SOUIDI «Dat maakt het zo schrijnend. In naam van mijn cliënten heb ik de voorbije jaren stàpels brieven geschreven naar alle mogelijke instanties: om te vragen of ze mijn cliënt kunnen opnemen, om te vragen of ze eindelijk eens een duidelijke reden willen opgeven waarom ze dat niet doen, om te vragen of ze wel beseffen dat mijn cliënt recht heeft op een behandeling... Het haalt allemaal niets uit.

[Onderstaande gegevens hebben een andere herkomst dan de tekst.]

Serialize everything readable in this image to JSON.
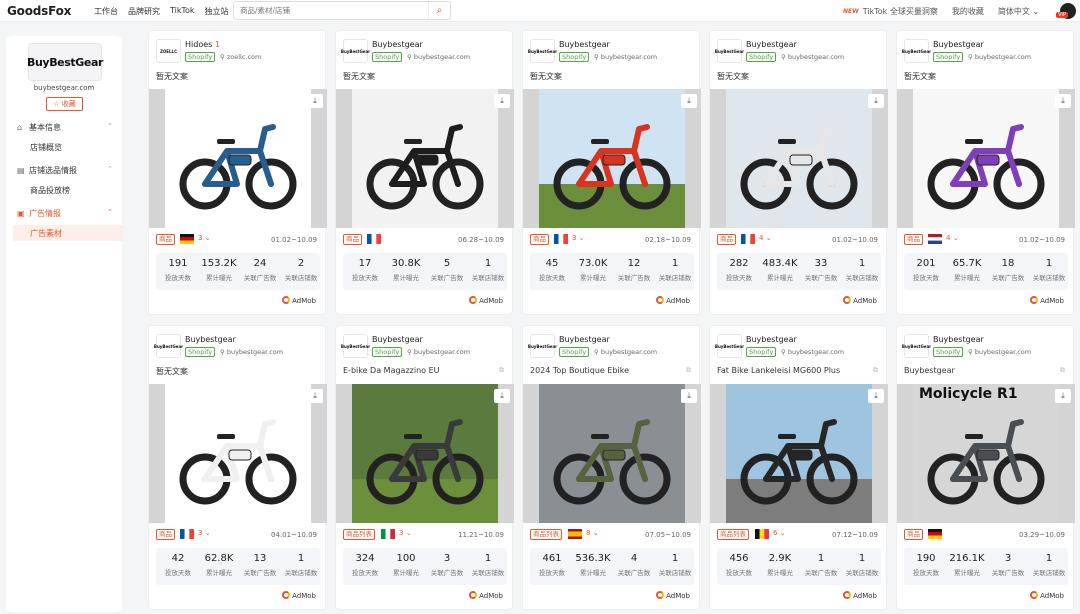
{
  "app": {
    "logo": "GoodsFox",
    "nav": [
      "工作台",
      "品牌研究",
      "TikTok",
      "独立站"
    ],
    "search_placeholder": "商品/素材/店铺",
    "new_badge": "NEW",
    "right_nav": [
      "TikTok 全球买量洞察",
      "我的收藏",
      "简体中文"
    ],
    "vip": "VIP"
  },
  "sidebar": {
    "shop_logo": "BuyBestGear",
    "shop_domain": "buybestgear.com",
    "fav_label": "☆ 收藏",
    "groups": [
      {
        "label": "基本信息",
        "items": [
          "店铺概览"
        ]
      },
      {
        "label": "店铺选品情报",
        "items": [
          "商品投放榜"
        ]
      },
      {
        "label": "广告情报",
        "items": [
          "广告素材"
        ]
      }
    ]
  },
  "stat_labels": [
    "投放天数",
    "累计曝光",
    "关联广告数",
    "关联店铺数"
  ],
  "network": "AdMob",
  "cards": [
    {
      "brand": "Hidoes",
      "brand_count": "1",
      "brand_logo": "ZOELLC",
      "platform": "Shopify",
      "domain": "zoellc.com",
      "title": "暂无文案",
      "tag": "商品",
      "flag": "de",
      "count": "3",
      "date": "01.02~10.09",
      "stats": [
        "191",
        "153.2K",
        "24",
        "2"
      ],
      "bike": "#2a5d8f"
    },
    {
      "brand": "Buybestgear",
      "brand_count": "",
      "brand_logo": "BuyBestGear",
      "platform": "Shopify",
      "domain": "buybestgear.com",
      "title": "暂无文案",
      "tag": "商品",
      "flag": "fr",
      "count": "",
      "date": "06.28~10.09",
      "stats": [
        "17",
        "30.8K",
        "5",
        "1"
      ],
      "bike": "#1d1d1d"
    },
    {
      "brand": "Buybestgear",
      "brand_count": "",
      "brand_logo": "BuyBestGear",
      "platform": "Shopify",
      "domain": "buybestgear.com",
      "title": "暂无文案",
      "tag": "商品",
      "flag": "fr",
      "count": "3",
      "date": "02.18~10.09",
      "stats": [
        "45",
        "73.0K",
        "12",
        "1"
      ],
      "bike": "#d9341f"
    },
    {
      "brand": "Buybestgear",
      "brand_count": "",
      "brand_logo": "BuyBestGear",
      "platform": "Shopify",
      "domain": "buybestgear.com",
      "title": "暂无文案",
      "tag": "商品",
      "flag": "fr",
      "count": "4",
      "date": "01.02~10.09",
      "stats": [
        "282",
        "483.4K",
        "33",
        "1"
      ],
      "bike": "#e6e6e6"
    },
    {
      "brand": "Buybestgear",
      "brand_count": "",
      "brand_logo": "BuyBestGear",
      "platform": "Shopify",
      "domain": "buybestgear.com",
      "title": "暂无文案",
      "tag": "商品",
      "flag": "nl",
      "count": "4",
      "date": "01.02~10.09",
      "stats": [
        "201",
        "65.7K",
        "18",
        "1"
      ],
      "bike": "#7e3fb8"
    },
    {
      "brand": "Buybestgear",
      "brand_count": "",
      "brand_logo": "BuyBestGear",
      "platform": "Shopify",
      "domain": "buybestgear.com",
      "title": "暂无文案",
      "tag": "商品",
      "flag": "fr",
      "count": "3",
      "date": "04.01~10.09",
      "stats": [
        "42",
        "62.8K",
        "13",
        "1"
      ],
      "bike": "#f0f0f0"
    },
    {
      "brand": "Buybestgear",
      "brand_count": "",
      "brand_logo": "BuyBestGear",
      "platform": "Shopify",
      "domain": "buybestgear.com",
      "title": "E-bike Da Magazzino EU",
      "tag": "商品列表",
      "flag": "it",
      "count": "3",
      "date": "11.21~10.09",
      "stats": [
        "324",
        "100",
        "3",
        "1"
      ],
      "bike": "#3a3a3a"
    },
    {
      "brand": "Buybestgear",
      "brand_count": "",
      "brand_logo": "BuyBestGear",
      "platform": "Shopify",
      "domain": "buybestgear.com",
      "title": "2024 Top Boutique Ebike",
      "tag": "商品列表",
      "flag": "es",
      "count": "8",
      "date": "07.05~10.09",
      "stats": [
        "461",
        "536.3K",
        "4",
        "1"
      ],
      "bike": "#55633f"
    },
    {
      "brand": "Buybestgear",
      "brand_count": "",
      "brand_logo": "BuyBestGear",
      "platform": "Shopify",
      "domain": "buybestgear.com",
      "title": "Fat Bike Lankeleisi MG600 Plus",
      "tag": "商品列表",
      "flag": "be",
      "count": "6",
      "date": "07.12~10.09",
      "stats": [
        "456",
        "2.9K",
        "1",
        "1"
      ],
      "bike": "#262626"
    },
    {
      "brand": "Buybestgear",
      "brand_count": "",
      "brand_logo": "BuyBestGear",
      "platform": "Shopify",
      "domain": "buybestgear.com",
      "title": "Buybestgear",
      "tag": "商品",
      "flag": "de",
      "count": "",
      "date": "03.29~10.09",
      "stats": [
        "190",
        "216.1K",
        "3",
        "1"
      ],
      "bike": "#4a4e52",
      "overlay": "Molicycle R1"
    }
  ]
}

»Ik kan daar alleen maar uit besluiten dat de Belgische staat zijn verantwoordelijkheid ontloopt. Als de Belgische staat van oordeel is dat de persoon in kwestie ziek is, dan moet hij hem maar behandelen – dat zijn de spelregels. Ons land is daar al meermaals voor veroordeeld bij het Europees Hof voor de Rechten van de Mens in Straatsburg, maar veel indruk hebben die arresten nog niet gemaakt: ik zou de geïnterneerden die vergeefs wachten op een behandeling, niet te eten willen geven. Je kan de Belgische staat alleen maar dagvaarden – en hopen dat er dan wél wordt geluisterd.»